Thomas Cook’s restructuring process will be handled by AlixPartners, which will work with the UK Civil Aviation Authority (CAA) to repatriate British holidaymakers left stranded abroad.

British Prime Minister Boris Johnson told reporters on his way to the UN General Assembly in New York that ‘one way or the other, the state will have to step in to help stranded holidaymakers’.

Government bailout would not have saved Thomas Cook

The government refused to offer Thomas Cook a £250 million bailout, with British transport secretary Grant Shapps blaming the company’s £1.7 billion debt pile for its decision.

‘I think if we'd seen a business that clearly had hot prospects and all it needed was something very simple and then it would carry on, that would be very different,’ Shapps told ITN.

‘I don't think that there was a route through to pumping in taxpayers' money and then actually avoiding today.

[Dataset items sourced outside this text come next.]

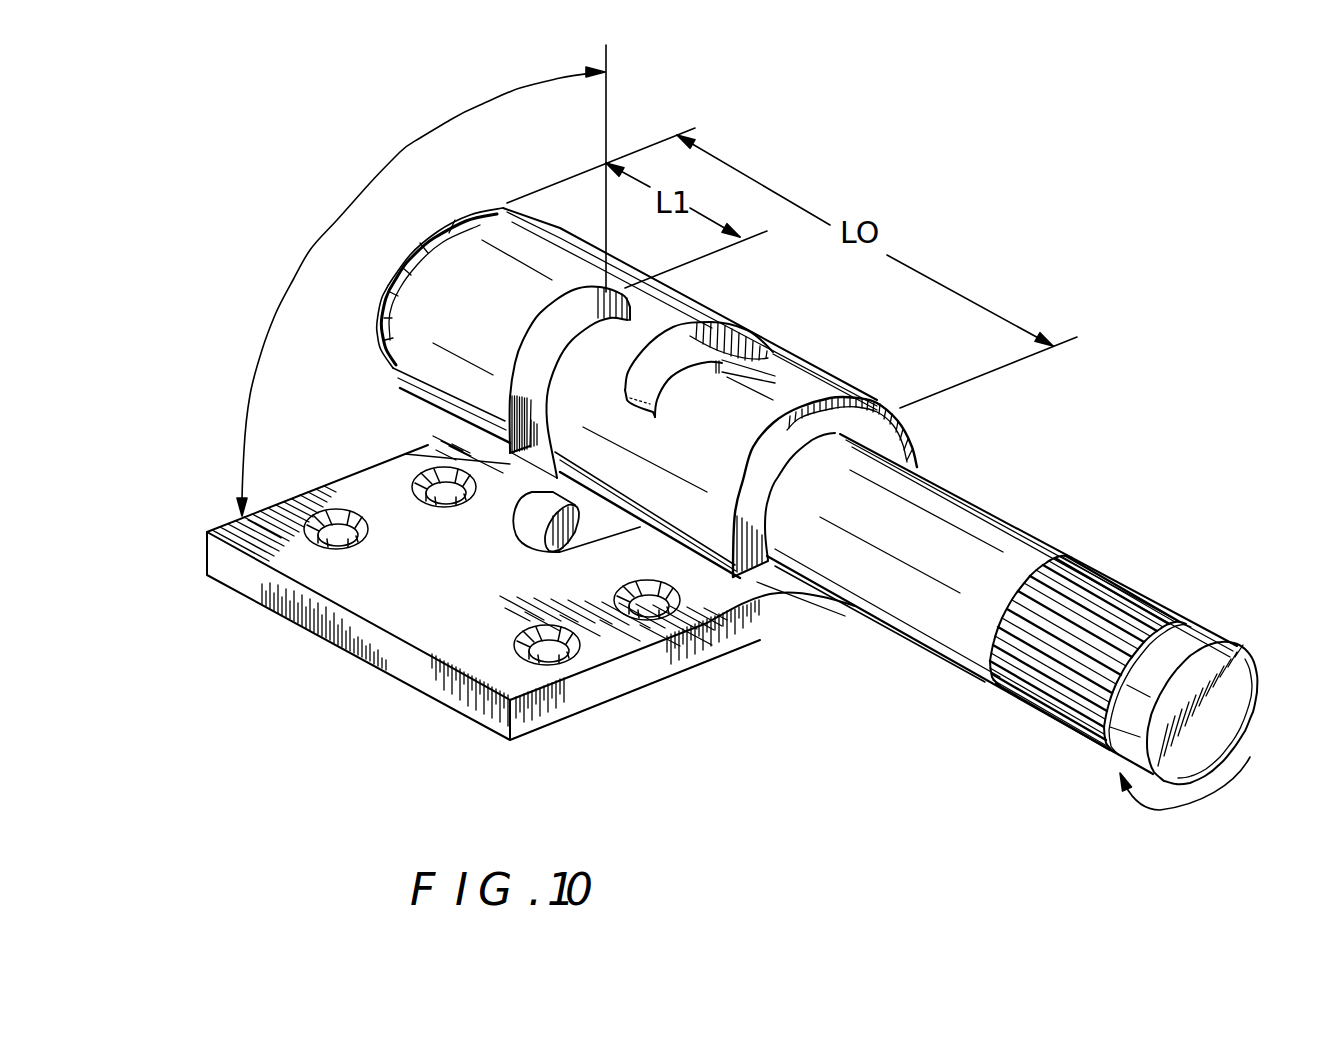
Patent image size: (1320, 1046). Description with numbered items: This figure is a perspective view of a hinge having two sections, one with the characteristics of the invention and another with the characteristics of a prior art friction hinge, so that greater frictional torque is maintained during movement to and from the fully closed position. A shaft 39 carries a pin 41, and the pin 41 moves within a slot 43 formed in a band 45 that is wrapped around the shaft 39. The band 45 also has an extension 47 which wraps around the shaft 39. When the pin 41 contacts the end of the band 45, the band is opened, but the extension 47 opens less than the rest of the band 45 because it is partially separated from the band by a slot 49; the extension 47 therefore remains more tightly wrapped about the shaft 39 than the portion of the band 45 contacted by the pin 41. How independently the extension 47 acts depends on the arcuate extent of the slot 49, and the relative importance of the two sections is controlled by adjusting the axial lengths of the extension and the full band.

The shaft 39 is at (887, 579).
The pin 41 is at (543, 535).
The slot 43 is at (733, 355).
The band 45 is at (396, 606).
The extension 47 is at (435, 333).
The slot 49 is at (447, 420).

I think today would have happened even if we'd done that,’ he added.

Tui stock up after Thomas Cook’s demise

Rival tour operator TUI saw its stock rise as much as 10% in early morning trading on Monday after news broke of Thomas Cook’s collapse.

Other beneficiaries of the tour operators demise include low-cost airlines, Ryanair and easyJet, with the pair seeing their share prices climb 3.9% and 4.8% respectively.

easyJet and Virgin Atlantic are among the airlines being called upon by the CAA to help bring Thomas Cook’s stranded customers home.